Where in the world is the package lexpad?
(This post isn't very punny. For those of you who need puns to survive, try to figure out why jnthn++ named the IRC logs "the hottest footwear" recently. The answer, as with all good puns, is highly unsatisfying.)
My quest for a Perl 6 implementation takes me ever deeper into the esoterics of lexpads, runtimes, and a far-more-than-everything-you-needed-to-know mindset. Today some random firings in my brain turned into the following conversation on #perl6.
During the conversation, I proposed two theories, both of which turned out to be wrong. (pmichaud++ shone the necessary light both times.) Being wrong felt less important than getting my mental model fixed.
I first thought of presenting the results of the below conversation as a simple tutorial ("How our
declarations work. The complete guide."), but now I think that the conversation, minimally edited, manages to be such a tutorial on its own.
Besides, blogging things in their raw and undigested form is a sign of the times. Enjoy!
<masak> I have a question. is there a need for a special "package lexpad" containing 'our'-declared variables, or can the package lexpad simply be equated to the topmost lexpad in the package?
<masak> my suspicion is the latter, but I might be missing something.
<pmichaud> the package lexpad can't be the same as the top most lexical
<pmichaud> module XYZ { my sub abc() { ... } }; # abc should not appear in the package
<masak> oh!
<masak> right.
<masak> so, separate one, then.
<jnthn> Additionally, lexpads are meant to be static by the time we hit runtime, and you're allowed to shove stuff into the package dynamically. Not quite sure how those two hold together.
<pmichaud> well, module XYZ { ... } creates a lexical XYZ entry that holds the package entries
<jnthn> Aha!
<pmichaud> and it's just a hash, really.
<masak> does inserting the package lexpad below the outside lexpad (and above the topmost lexpad) make sense? that way, Yapsi wouldn't need any special opcodes for doing 'our'-variable lookups.
<pmichaud> the package lexpad is an entry in the outside lexpad, yes.
<pmichaud> I'm not sure it encapsulates the nested lexpad, though.
<masak> hm.
<masak> if it doesn't, I don't really see how it's visible from inside the package.
<masak> I've more or less convinced myself that sandwiching it between outer and topmost is what I want to do for Yapsi.
<pmichaud> our &xyz can make an entry in both the package and in the lexical.
<pmichaud> this is what rakudo does now.
<pmichaud> we have to do similar things for methods already, too.
<masak> sure. it makes entries in both.
<pmichaud> by having entries in both, that's how it's visible inside the package
<masak> hm, indeed.
<masak> no need to have the package lexpad visible from inside.
<pmichaud> anyway, sandwiching might work too. haven't quite gotten to that point in Rakudo thinking yet.

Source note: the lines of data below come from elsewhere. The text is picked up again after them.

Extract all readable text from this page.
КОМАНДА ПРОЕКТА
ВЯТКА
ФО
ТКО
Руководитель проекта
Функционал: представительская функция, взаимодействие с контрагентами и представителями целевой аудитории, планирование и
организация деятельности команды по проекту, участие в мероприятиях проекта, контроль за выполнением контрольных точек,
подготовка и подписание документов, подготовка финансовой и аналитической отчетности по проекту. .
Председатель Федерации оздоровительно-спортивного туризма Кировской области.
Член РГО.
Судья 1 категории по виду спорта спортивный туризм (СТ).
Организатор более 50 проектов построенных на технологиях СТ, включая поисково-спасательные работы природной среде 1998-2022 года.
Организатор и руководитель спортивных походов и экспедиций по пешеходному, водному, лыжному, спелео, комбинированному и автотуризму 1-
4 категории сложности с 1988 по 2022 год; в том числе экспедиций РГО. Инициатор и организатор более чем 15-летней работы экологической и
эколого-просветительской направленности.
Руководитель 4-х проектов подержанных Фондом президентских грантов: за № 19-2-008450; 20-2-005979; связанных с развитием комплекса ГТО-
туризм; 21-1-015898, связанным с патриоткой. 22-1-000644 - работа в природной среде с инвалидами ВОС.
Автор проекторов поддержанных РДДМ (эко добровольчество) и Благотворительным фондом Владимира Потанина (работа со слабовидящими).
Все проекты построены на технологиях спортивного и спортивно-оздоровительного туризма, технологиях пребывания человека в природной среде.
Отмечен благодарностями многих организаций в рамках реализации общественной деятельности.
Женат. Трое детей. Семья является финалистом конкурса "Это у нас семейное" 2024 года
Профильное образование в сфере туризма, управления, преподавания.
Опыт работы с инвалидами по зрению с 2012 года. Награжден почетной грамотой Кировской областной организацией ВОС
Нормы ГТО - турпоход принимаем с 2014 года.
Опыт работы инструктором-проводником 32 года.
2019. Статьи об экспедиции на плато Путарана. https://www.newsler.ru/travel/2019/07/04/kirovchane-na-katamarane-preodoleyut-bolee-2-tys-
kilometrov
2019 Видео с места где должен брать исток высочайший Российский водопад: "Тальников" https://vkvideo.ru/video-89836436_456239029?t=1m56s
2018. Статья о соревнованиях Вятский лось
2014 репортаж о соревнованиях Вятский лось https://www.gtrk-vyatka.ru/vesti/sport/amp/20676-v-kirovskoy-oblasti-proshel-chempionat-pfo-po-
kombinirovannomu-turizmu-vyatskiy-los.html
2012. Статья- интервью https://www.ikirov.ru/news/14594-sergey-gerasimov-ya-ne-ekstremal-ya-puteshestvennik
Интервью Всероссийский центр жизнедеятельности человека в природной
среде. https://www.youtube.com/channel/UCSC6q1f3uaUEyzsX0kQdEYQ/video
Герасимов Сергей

And it can get a bit tricky with multis.
<masak> no need to sandwich it in, either. it can sit in limbo outside the tree of scopes.
<pmichaud> oh, I know why it perhaps shouldn't (or should) be visible:
<pmichaud> my $x = 'lexical'; module XYZ { say $x; { our $x = 'package'; } }
<masak> ...yes?
<pmichaud> I'm pretty sure "say $x" needs to grab the 'lexical' $x, not the one that might be "sandwiched" in a package.
<masak> of course.
<masak> that falls out from ordinary scope nesting and shadowing.
<masak> innermost block binds its lexical to the container in the package lexpad.
<masak> so, that speaks out against sandwiching.
<masak> pmichaud++
So there you go. There's a separate package scope, and it isn't sandwiched.
(Answer: The missing link is the "IR clogs" meme from #parrot. I can hear you groaning... I did warn you.)